Même chose ailleurs : Christine Lagarde, la présidente de la BCE, ne laisse aucun doute quant au fait que ses collègues et elle sont déterminés à mener l’inflation vers l’objectif de 2 %, et ce rapidement (« in a timely manner »). Elle l’a encore souligné, par exemple, dans son audition devant le Parlement européen fin septembre.
Il semble cependant que la trajectoire de l’inflation soit sur la bonne voie, déclinant en Europe ainsi qu’aux Etats-Unis. Un mouvement qu’indiquent également les taux d’intérêt des obligations indexées sur l’inflation. Avec un taux de 2,5 %, les marchés expriment que, pour eux, l’inflation paraît pratiquement sous contrôle. Est-ce à dire que l’on peut dès à présent espérer assister à un recul de la volatilité ? Probablement non. Depuis le printemps dernier, les taux réels, corrigés par l’inflation – les taux qui importent, en fin de compte –, ont augmenté aux Etats-Unis d’un bon point de pourcentage, à 2,5 %. C’est 2 points au-dessus de la médiane réalisée depuis 2010. Si cela dure, un réel problème se posera.
Au vu de ces perspectives, Paul Krugman se demandait récemment si l’on est arrivé à une « nouvelle normalité ». Avec de tels taux, ce sont surtout les débiteurs les plus vulnérables (au sein des entreprises, des ménages et du secteur public) qui se verraient confrontés à de graves problèmes. En fait, c’est déjà le cas dans une multitude de pays émergents. Les taux d’intérêt élevés américains mettent sous pression leurs taux de change, renchérissent les coûts de leurs dettes extérieures et risquent de déclencher des crises financières. Comme cela a été le cas si souvent.
Malheureusement, dans la zone euro, les choses ne sont guère différentes. L’euro est faible, contribuant à l’inflation importée. Surtout, des taux réels plus élevés, supérieurs au taux de croissance du PIB, gonflent les déficits et la dette publique, qui devient plus difficile à servir. Dès lors, avec des perspectives de croissance plutôt molles et des capacités budgétaires significativement hétérogènes, la formation de tensions dans la zone euro paraît hautement plausible.
En fait, on le voit déjà dans les spreads. Les investisseurs institutionnels regardent par exemple de très près ce qui se passe dans les débats sur le budget italien.

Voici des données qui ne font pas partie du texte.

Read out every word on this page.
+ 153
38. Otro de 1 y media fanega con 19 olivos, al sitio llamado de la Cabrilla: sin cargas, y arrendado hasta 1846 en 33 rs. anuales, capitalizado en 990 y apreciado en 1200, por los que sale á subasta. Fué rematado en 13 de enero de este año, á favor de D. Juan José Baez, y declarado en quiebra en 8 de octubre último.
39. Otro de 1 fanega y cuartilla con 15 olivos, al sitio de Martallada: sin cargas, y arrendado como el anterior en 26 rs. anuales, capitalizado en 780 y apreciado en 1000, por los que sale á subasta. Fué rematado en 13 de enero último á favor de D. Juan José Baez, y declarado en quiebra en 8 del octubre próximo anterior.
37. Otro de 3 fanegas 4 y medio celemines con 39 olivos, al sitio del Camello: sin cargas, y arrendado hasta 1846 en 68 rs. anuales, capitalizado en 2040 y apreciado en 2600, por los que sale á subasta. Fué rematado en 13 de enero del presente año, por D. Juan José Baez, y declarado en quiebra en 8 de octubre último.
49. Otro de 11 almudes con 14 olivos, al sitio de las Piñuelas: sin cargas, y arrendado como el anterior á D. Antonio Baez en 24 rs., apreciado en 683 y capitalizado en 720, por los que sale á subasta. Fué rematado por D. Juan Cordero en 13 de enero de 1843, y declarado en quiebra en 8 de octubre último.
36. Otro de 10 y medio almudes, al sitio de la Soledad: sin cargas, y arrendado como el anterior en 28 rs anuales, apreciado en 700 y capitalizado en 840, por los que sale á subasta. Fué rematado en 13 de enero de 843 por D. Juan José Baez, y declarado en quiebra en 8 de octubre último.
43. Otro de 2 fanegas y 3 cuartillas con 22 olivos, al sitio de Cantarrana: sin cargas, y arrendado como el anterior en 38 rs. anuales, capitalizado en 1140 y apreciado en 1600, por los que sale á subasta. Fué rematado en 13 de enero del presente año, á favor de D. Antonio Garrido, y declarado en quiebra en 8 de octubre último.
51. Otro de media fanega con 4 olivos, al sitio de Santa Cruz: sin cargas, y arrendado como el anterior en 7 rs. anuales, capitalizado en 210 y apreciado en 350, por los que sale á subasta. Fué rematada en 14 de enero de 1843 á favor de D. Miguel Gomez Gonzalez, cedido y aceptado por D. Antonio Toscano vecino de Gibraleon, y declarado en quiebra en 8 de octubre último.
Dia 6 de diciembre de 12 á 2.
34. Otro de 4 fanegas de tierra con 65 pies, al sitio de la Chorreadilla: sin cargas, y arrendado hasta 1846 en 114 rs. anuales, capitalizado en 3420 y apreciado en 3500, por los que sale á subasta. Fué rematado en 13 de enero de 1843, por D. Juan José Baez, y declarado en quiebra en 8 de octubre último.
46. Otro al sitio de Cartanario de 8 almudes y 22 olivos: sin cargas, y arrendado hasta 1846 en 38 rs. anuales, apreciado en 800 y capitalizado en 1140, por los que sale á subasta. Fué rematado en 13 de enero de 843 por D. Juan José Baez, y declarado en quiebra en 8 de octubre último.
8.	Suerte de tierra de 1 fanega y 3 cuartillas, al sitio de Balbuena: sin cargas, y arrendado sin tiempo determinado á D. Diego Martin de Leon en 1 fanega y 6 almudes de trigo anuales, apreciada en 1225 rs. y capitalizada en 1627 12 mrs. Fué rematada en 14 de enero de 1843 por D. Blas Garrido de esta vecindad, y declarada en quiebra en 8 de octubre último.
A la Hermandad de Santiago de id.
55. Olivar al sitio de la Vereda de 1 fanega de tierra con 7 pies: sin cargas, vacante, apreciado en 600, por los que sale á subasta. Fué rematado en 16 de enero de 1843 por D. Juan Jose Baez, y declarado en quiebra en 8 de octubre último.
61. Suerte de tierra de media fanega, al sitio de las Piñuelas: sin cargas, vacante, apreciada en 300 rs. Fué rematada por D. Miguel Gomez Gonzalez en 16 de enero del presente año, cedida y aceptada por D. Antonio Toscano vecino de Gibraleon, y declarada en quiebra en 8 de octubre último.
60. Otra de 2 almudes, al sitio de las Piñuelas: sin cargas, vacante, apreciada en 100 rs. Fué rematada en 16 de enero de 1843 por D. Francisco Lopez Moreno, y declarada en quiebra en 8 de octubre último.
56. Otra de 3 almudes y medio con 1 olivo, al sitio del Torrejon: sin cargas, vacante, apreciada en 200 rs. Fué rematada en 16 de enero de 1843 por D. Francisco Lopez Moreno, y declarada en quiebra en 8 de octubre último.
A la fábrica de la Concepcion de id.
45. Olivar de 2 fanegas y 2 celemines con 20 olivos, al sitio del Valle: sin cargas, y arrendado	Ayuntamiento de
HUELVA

Après les mesures prises la semaine dernière (baisse des impôts, augmentation des salaires dans le secteur public, basée sur des prévisions de croissance très optimistes), ils se montrent assez inquiets. « Lo spread » est de nouveau proche de 2 %. Un seuil critique, comme l’a déclaré le gouverneur de la Banca d’Italia. Cette diversité des situations financières dans la zone euro complique ainsi la gestion de la politique monétaire unique.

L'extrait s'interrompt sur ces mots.